## Problem #002 - a bag full of numbers

Two friends were bored and decided to play a game... a mathematical game with a paper bag!

# Problem statement

John and Mary have a bag full of integer numbers. In fact, the bag has $$10^{10^{10}}$$ integers, each written on a plastic card, and the sum of all the $$10^{10^{10}}$$ integers in the bag is $$0$$. In turns, Mary and John are going to play with the bag by doing the following:

• Picking two cards from the bag with numbers $$a$$ and $$b$$ and removing them from the bag;
• Inserting a new card in the bag with the number $$a^3 + b^3$$.

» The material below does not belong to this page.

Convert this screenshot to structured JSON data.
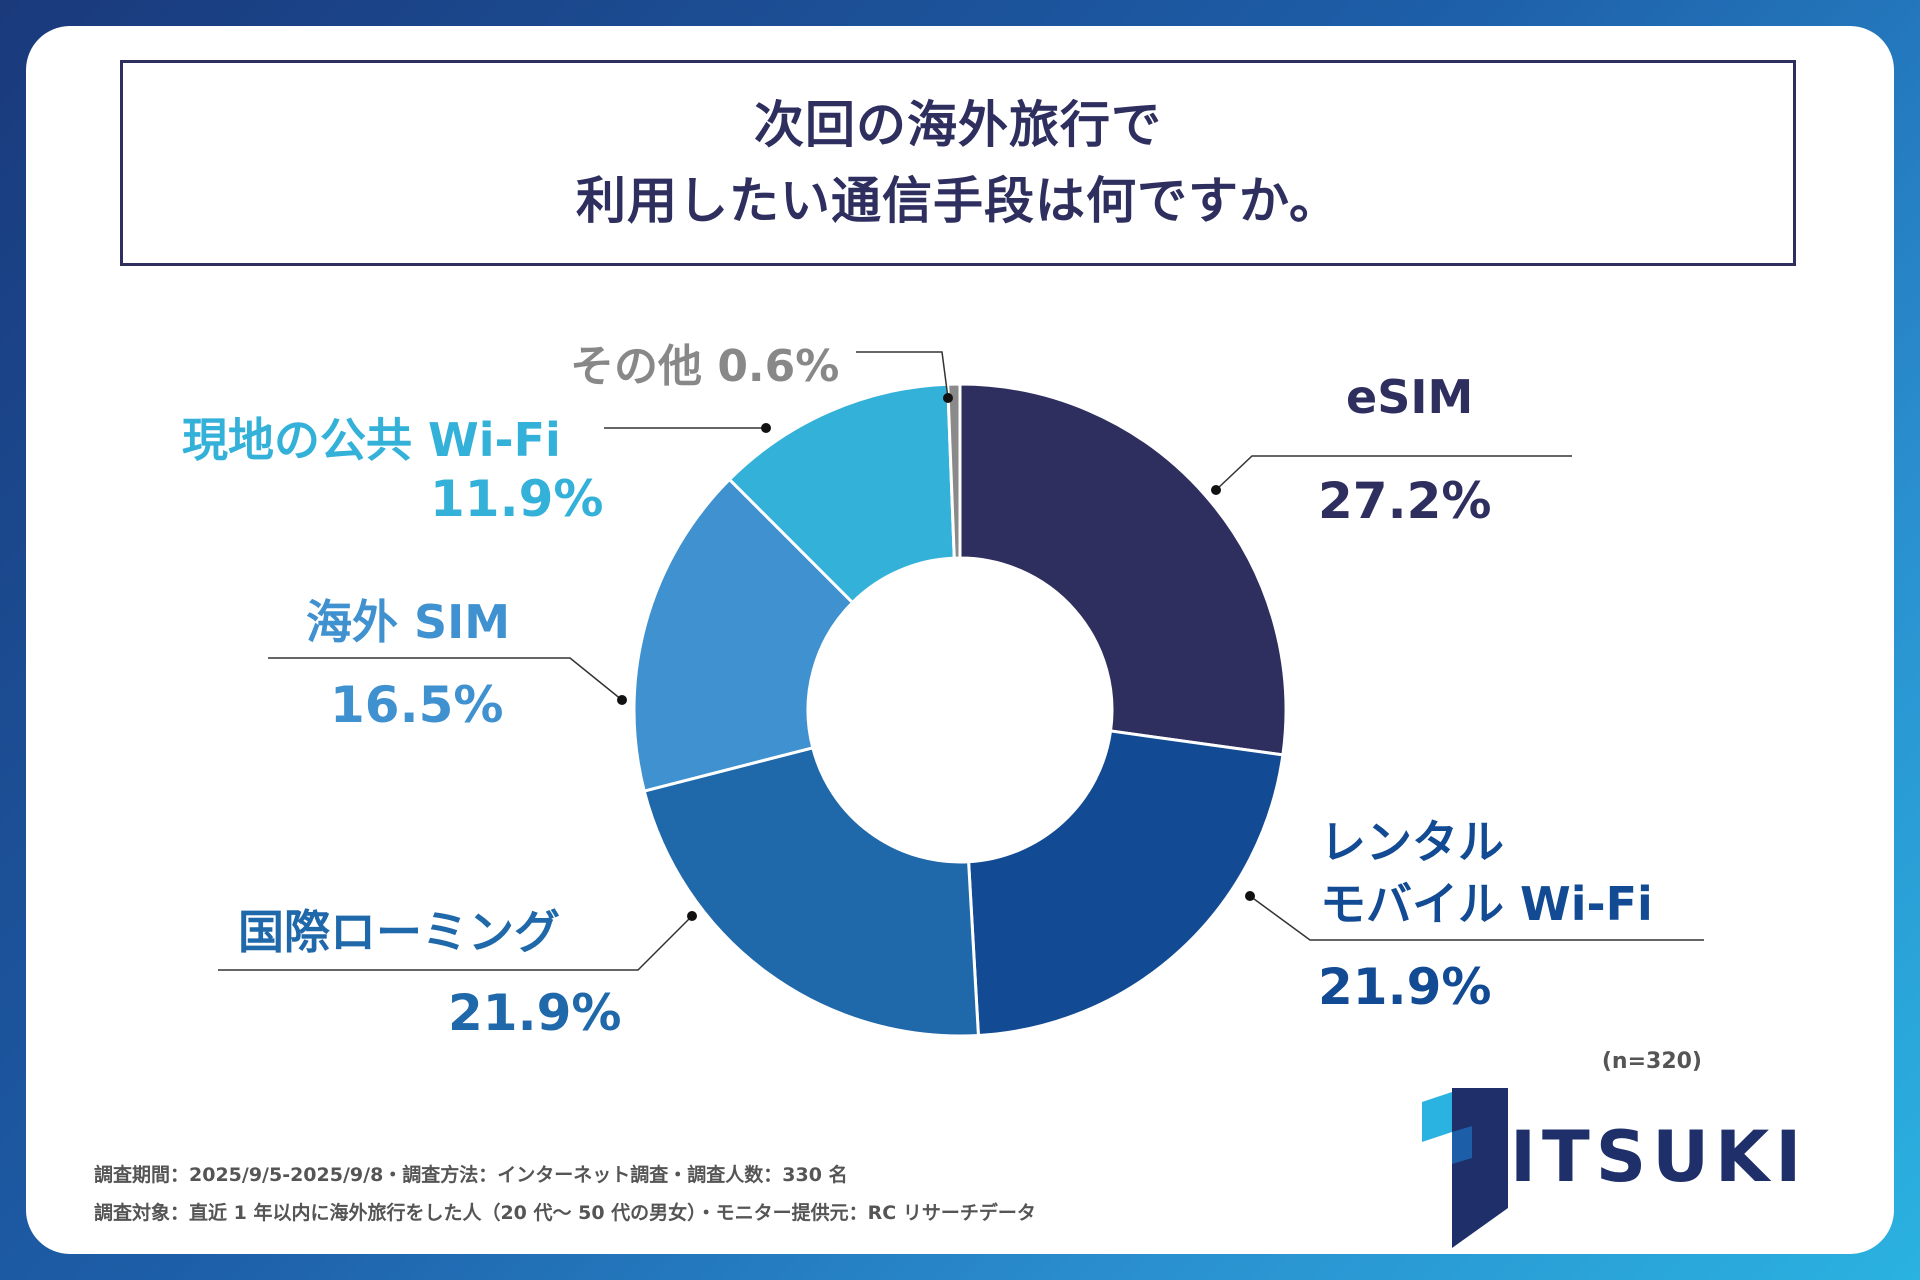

Is there any initial number configuration and/or set of moves for which it is possible that, after $$10^{10^{10}} - 1$$ moves, the only card in the bag has the number $$73$$?

# Solution

(If you spot a mistake in my solution please let me know in the comments below.)

No, there is no initial configuration nor set of moves that allows us to reach the goal. Note how $$x \equiv x^3 \mod 2$$. That is, $$x$$ has the same parity as $$x^3$$. Let us assume that, at a given point, all the integers in the bag add up to $$S$$. We show that the parity of the sum of all integers in the bag doesn't change when we remove the cards $$a,b$$ and then add the card $$a^3+b^3$$:

$x \equiv x^3 \mod 2 \implies S \equiv S - a - b + a^3 + b^3 \iff S + a + b \equiv S + a^3 + b^3 \mod 2$

Thus we can't end up only with $$73$$ in the bag, as everything in the bag should add up to an even number and $$73$$ is odd.

Bonus question: find a solution that would still work for $$2, 74, 308$$ (and for an infinity of even numbers), even though those are even.